Last year I made a prediction on who would win the coveted bracelet for the WSOP Main Event. I made the same prediction I’d made the previous couple of years. I was right every time!
I predicted that the player who got lucky would win. Yeah, that’s a cop-out but it makes sense. You have nine skilled players, each of whom is experienced and understands the game, the situation and the legacy of this event. They have strategy coaches, mind-set coaches and have spent months analyzing their opponents.
In poker (and most other competitions), when everyone is pretty much equal in skill the role of chance is magnified. So, the obvious prediction: whoever gets lucky is going to take the title.
This year I didn’t make a prediction (too busy with so many other things) but if I had it would have been the same — and it would have been wrong. This year’s final table was different and quite wonderful to watch — if you’re a poker junkie that is.
It was won by Sweden’s Martin Jacobson in one of the most masterful displays of virtually perfect poker I (or anyone else) have ever witnessed. Because the WSOP and ESPN show every hand (and not just the big “TV moments”) it was possible to watch the ebb and flow, the shifting chip stacks, the decisions made and the emotions expressed.

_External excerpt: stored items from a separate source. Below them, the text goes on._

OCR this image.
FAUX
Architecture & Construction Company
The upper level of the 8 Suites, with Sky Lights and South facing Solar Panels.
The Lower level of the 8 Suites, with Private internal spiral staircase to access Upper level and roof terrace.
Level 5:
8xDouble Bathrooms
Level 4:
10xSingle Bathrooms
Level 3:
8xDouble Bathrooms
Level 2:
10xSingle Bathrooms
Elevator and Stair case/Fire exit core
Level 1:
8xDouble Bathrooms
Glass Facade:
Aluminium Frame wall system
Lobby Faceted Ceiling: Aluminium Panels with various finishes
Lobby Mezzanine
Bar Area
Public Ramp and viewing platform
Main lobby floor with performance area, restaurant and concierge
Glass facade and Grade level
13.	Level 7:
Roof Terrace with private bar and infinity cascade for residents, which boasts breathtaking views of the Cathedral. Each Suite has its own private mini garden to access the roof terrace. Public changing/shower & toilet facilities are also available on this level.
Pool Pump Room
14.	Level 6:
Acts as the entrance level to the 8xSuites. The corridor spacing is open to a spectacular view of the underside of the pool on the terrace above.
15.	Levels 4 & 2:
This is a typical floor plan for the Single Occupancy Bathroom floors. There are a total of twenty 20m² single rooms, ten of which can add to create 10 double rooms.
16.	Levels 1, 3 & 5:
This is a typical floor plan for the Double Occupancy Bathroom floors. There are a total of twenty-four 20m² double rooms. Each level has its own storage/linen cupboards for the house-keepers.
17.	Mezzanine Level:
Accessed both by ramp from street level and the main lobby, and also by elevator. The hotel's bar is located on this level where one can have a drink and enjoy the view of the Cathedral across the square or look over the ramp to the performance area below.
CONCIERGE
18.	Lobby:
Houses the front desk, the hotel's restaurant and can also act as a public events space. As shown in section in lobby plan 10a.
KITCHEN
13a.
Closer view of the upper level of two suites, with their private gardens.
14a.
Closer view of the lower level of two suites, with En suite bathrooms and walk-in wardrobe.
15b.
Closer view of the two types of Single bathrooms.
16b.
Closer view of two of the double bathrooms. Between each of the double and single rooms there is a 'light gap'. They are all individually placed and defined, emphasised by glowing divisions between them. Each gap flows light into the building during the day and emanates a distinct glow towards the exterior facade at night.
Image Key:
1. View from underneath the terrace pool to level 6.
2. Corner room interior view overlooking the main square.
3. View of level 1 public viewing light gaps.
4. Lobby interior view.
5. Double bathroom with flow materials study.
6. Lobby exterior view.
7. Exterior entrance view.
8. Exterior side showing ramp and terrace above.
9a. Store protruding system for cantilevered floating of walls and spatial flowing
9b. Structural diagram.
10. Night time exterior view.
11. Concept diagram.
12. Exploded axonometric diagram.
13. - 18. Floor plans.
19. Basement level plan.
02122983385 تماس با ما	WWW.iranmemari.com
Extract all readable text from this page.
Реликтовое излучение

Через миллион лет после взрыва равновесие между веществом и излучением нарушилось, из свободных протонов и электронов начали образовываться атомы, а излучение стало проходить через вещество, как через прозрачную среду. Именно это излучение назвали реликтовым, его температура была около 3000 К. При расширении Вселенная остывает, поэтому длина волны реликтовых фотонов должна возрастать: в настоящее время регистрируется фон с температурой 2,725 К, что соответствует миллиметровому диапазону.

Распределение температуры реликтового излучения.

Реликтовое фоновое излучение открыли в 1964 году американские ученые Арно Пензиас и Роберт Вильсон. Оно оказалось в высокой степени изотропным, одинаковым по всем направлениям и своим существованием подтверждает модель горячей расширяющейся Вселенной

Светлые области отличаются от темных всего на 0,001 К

Riveting.
Looking back over the 300+ hands played over some 16 hours one thing struck me. There were no monster suck-outs. No one hit a magic river card, no gut-shots on the end, no miracle two-outers to pull someone’s chestnuts out of the fire. Recall Joe Cada’s win back in ‘09 when he hit three sets at critical moments which propelled him to the win. There were very few big hands this year and few critical coin flips.
Mostly it was careful, nuanced, balanced play where chips moved slowly but inexorably from one seat to another — and Jacobson was masterful. He just didn’t make any mistakes. Yes, he folded hands where he was best and, yes he bet into hands where he was not but those weren’t mistakes. They were well-judged poker moves and each time he recovered the chips lost. He was almost as though he knew, understood, that he was playing the game a tick above the others, that he appreciated that a small edge in decision-making ability would, over time, win.
This year’s finals also reflected a broad style-shift. In recent years, with more young, aggressive players entering major tournaments play had become much more dramatic with 3-bets, 4-bets and 5-bet shoves common moves. This year 4-bets were rare and the pre-flop all-in shove restricted to those with desperately short stacks. As a result there were few big hands that either crushed a player or gave someone a huge boost. Does this auger a change in preferred style? Don’t know, of course. We’ll have to see what happens.
Did Jacobson “get lucky?” Yes, of course, you have to to win any tournament. But his “lucky” moments were subtle and many might not have spotted them. They came early on when he had a dangerously short stack. He was forced to make the only move left when this happens: the pre-flop “all-in.” He made it some 18 or 19 times. Most of the time he took the pot uncontested but, critically, no one woke up with a big hand or hit the flop hard. This was very lucky. I emailed friends after this sequence of all-ins that I was now picking him to win it all — not because he was getting lucky but because everything about the way he played a short stack said that he understood the game better than the rest. All he needed was some chips to maneuver with and his share of randomness.
One last note: Jacobson said he had spent the months since the final table was set preparing. He said he spent well over 500 hours running simulations exploring the complexities of small-stack situations, big-stack settings, in-position options, short-handed play, analyzing opponents’ playing styles, whatever. Compare this with Mark Newhouse who, quite remarkably, made the final table two years in a row.[1] Newhouse said he didn’t play a hand of poker since July. He came to the final table with the 3rd biggest stack and imploded. Out in 9th, just like last year.
[1] BTW, I really got ticked at everyone saying that the odds of this happening were over a half-million to one. They are, but only if you were to select a random player and estimate the likelihood of making two successive final tables. But if you ask what the probability of one of last year’s group making the final table this year it’s 9/6,680 or roughly one in 740. And that’s a “mathematical” estimate. In reality, with lots of dead money and last year’s final group comprised of world class players, the likelihood of a repeat is far lower. It’s still unlikely but not as weirdly so as everyone keeps saying.